Flashing on my Own

My apologies before you read this. I can be so ditzy at times. I’d planned to take selfies during the whole thing and managed to shoot a…

Flashing on my Own

My apologies before you read this. I can be so ditzy at times. I’d planned to take selfies during the whole thing and managed to shoot a couple as I got out of the car but then with my nerves the sexy feeling drove it straight out of my mind. I deserve punishment. I’m sure you can think of something appropriate! XX

Well, today taught me two things. Firstly, flashing on my own is not as much fun as with Carol, but secondly, flashing on my own is one hell of a lot sexier than doing it with someone else.

I needed to convince myself I could do this. When I’d been out with Carol, we were chatting and laughing and she was goading me on so much that even though it was incredibly sexy, especially when I peed, somehow I felt I was cheating. I had to do it totally alone.

So this morning I set out with that intention. The weather was not exactly kind, it being dull and overcast, but at least it wasn’t raining and I thought it might make life easier for me with fewer people around.

I decided on a set of lingerie with tan stockings and a white slip. I know I’m ridiculously old-fashioned and perhaps the only woman in the country still wearing one, certainly on a day-to-day basis but they do make me feel that extra bit sexy. I completed the outfit with a wide hemmed dress.

I’d decided I was going to Felixstowe. It has a long promenade and plenty of benches to sit on. There were always a number of people wandering around and hopefully not huge crowds due to the weather.

I wandered around for a while trying to get up the courage I needed. Being on my own and with no one goading me certainly made me more nervous. I eventually chose a bench that I thought would be okay. It was on the far side of the prom away from the sea so everyone walking past would be in front of me.

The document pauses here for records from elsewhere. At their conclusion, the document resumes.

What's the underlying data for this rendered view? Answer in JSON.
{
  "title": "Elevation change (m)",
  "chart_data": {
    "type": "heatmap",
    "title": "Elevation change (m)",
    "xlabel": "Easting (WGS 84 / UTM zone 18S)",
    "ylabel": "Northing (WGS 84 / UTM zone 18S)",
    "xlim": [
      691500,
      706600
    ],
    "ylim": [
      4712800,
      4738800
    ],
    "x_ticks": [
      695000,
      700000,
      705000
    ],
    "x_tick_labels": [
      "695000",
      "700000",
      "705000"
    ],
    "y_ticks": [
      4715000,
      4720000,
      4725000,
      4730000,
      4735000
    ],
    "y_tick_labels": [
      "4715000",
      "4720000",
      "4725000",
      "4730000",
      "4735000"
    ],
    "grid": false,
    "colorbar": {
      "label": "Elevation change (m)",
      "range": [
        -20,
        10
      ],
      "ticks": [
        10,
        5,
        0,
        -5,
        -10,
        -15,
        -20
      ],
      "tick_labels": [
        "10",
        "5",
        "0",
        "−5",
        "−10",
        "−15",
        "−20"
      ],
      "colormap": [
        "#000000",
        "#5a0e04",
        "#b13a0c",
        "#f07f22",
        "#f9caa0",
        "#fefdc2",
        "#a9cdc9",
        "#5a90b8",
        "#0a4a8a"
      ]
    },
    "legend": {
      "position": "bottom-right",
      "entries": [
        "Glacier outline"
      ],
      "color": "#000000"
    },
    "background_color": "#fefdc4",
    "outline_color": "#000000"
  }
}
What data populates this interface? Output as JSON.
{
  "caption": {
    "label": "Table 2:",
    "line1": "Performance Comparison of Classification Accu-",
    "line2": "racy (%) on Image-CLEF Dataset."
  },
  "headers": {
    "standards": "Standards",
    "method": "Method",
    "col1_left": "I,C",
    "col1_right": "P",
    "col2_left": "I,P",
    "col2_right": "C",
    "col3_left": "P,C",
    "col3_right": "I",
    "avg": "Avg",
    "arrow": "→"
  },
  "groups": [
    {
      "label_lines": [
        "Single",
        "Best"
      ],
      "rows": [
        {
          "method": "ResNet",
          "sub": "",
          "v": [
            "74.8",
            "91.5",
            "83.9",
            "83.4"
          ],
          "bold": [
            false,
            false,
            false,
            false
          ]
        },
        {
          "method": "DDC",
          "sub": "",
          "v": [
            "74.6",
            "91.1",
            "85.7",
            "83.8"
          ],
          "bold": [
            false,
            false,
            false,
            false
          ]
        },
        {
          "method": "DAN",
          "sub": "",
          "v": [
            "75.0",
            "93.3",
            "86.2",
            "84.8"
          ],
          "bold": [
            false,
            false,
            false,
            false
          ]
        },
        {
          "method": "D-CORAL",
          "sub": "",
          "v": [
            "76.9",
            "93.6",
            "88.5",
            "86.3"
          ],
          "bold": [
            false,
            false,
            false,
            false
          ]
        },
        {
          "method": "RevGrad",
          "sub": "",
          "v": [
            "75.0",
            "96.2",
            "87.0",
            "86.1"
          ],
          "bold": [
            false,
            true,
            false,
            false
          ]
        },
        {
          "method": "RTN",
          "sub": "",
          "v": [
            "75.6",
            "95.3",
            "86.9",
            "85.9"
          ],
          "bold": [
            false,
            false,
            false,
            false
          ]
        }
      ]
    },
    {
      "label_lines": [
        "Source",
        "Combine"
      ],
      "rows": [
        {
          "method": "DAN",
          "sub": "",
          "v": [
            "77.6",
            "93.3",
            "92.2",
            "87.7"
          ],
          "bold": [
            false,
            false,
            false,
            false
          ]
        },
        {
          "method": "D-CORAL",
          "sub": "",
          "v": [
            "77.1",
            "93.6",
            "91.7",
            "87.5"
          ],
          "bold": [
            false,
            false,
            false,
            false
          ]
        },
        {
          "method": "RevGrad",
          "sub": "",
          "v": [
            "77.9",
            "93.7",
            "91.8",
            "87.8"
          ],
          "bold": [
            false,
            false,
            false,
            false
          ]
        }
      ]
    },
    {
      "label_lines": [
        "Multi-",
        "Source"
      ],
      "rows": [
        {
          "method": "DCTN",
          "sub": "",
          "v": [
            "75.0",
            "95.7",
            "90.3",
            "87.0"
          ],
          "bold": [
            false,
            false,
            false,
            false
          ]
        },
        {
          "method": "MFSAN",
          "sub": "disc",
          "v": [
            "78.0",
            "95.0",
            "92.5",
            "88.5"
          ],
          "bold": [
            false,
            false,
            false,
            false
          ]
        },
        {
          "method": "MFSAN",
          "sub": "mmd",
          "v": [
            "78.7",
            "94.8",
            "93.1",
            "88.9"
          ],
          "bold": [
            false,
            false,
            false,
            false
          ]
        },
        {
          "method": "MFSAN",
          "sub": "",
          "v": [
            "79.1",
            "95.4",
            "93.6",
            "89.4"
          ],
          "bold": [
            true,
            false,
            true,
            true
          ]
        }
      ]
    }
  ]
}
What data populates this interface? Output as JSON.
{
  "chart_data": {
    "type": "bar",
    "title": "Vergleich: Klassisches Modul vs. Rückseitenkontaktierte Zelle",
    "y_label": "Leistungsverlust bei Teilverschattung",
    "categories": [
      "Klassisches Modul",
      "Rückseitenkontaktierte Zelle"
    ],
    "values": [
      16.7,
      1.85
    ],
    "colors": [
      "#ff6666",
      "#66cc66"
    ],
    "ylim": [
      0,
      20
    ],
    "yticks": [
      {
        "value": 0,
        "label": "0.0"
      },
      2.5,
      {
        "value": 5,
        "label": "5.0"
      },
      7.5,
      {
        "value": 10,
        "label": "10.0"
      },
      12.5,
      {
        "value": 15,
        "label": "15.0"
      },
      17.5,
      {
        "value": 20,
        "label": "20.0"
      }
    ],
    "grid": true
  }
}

Time to prove I could do this. I sat down, crossed my legs, and hitched my skirt up to just the tops of my stockings. The welts and my suspender straps were there for all to see. It produced a feeling of sheer wantonness.

I pulled my phone out and pretended to be using it so I had an excuse not to catch people's eye.

My heart rate had quickened when I’d hitched my skirt up and remained there. I also left my blouse buttons undone, revealing my bra. I had to wait for what seemed like hours for the first people to walk by, but in reality, I suppose it was only a couple of minutes. It was a middle-aged couple but as far as I could tell they didn’t notice me.

There followed a cross-section of people but none, as far as I could see spotted what I was displaying. I was beginning to think I was going to have to do something more drastic when a young couple probably in their twenties walked by. He was on the side away from me and talking to his girlfriend. I glanced up just as I saw his eyes take in my display. I reacted without thinking. I uncrossed my legs and left them apart, as I had done at the station. He definitely saw what I displayed! Oh, what a feeling! I’d assumed the guy at the station had seen everything, but this was no assumption. This was definite. This was me, showing the world my knickers, my bra! The leak was immediate. The feeling sublime. Okay, so no doubt many reading this will think a flash of knicker is nothing, but to this, until very recently, staid middle-aged woman it was earth shattering.

I left my legs as they were and hitched my skirt up beyond my suspender snaps. God, I could feel my juices seeping out.

Within the next five minutes I had three further voyeurs appreciate the view. The last was an old gent of about seventy. He glanced over as he walked by and his head nearly twisted off as he kept his eyes on me as he walked on. If it hadn’t made me feel so hot I would have burst out laughing. Two minutes later he was back. I so wanted to speak to him. To get him to come over and tell me what he thought of me, but my courage failed me. He was walking slower this time and I did summon the courage to widen the gap between my knees. God, how I wished I’d left my knickers off.

Too soon he was gone. I was now unbearably hot. I decided now was the time to see if I could complete my other idea. I glanced left and right. No one was too close. I raised my bum off the bench and pulled my skirt from under me, leaving it covering just the tops of my thighs.

Still no one too close. It was now or never, so I started to pee. That delicious feeling of my piss soaking into my knickers was quadrupled by my doing it in this public spot. I’d drunk plenty during the morning so I knew the stream would last. I could hear it splashing on the ground under the bench which only heightened my feeling of depravity.

I looked left still no one. I looked right. There was another middle-aged couple approaching. Before they arrived though, my flow dried up. I had a sense of relief, but at the same time a terrible sense of disappointment.

The woman did stare and I realised I was still sitting with my legs apart and my stocking tops and knickers on display. I also had that puddle of piss under me. Whether she realised what it was I shall never know. Her husband appeared to miss everything!

I felt elated on so many levels. I’d proved I could do this without anyone having to encourage me and I felt so hot, so sluttish, so depraved.

I could have stayed, but decided I had enough in my memory to cherish. I’d save further experiences for another day. Another day when I remember to take photographs! Sorry!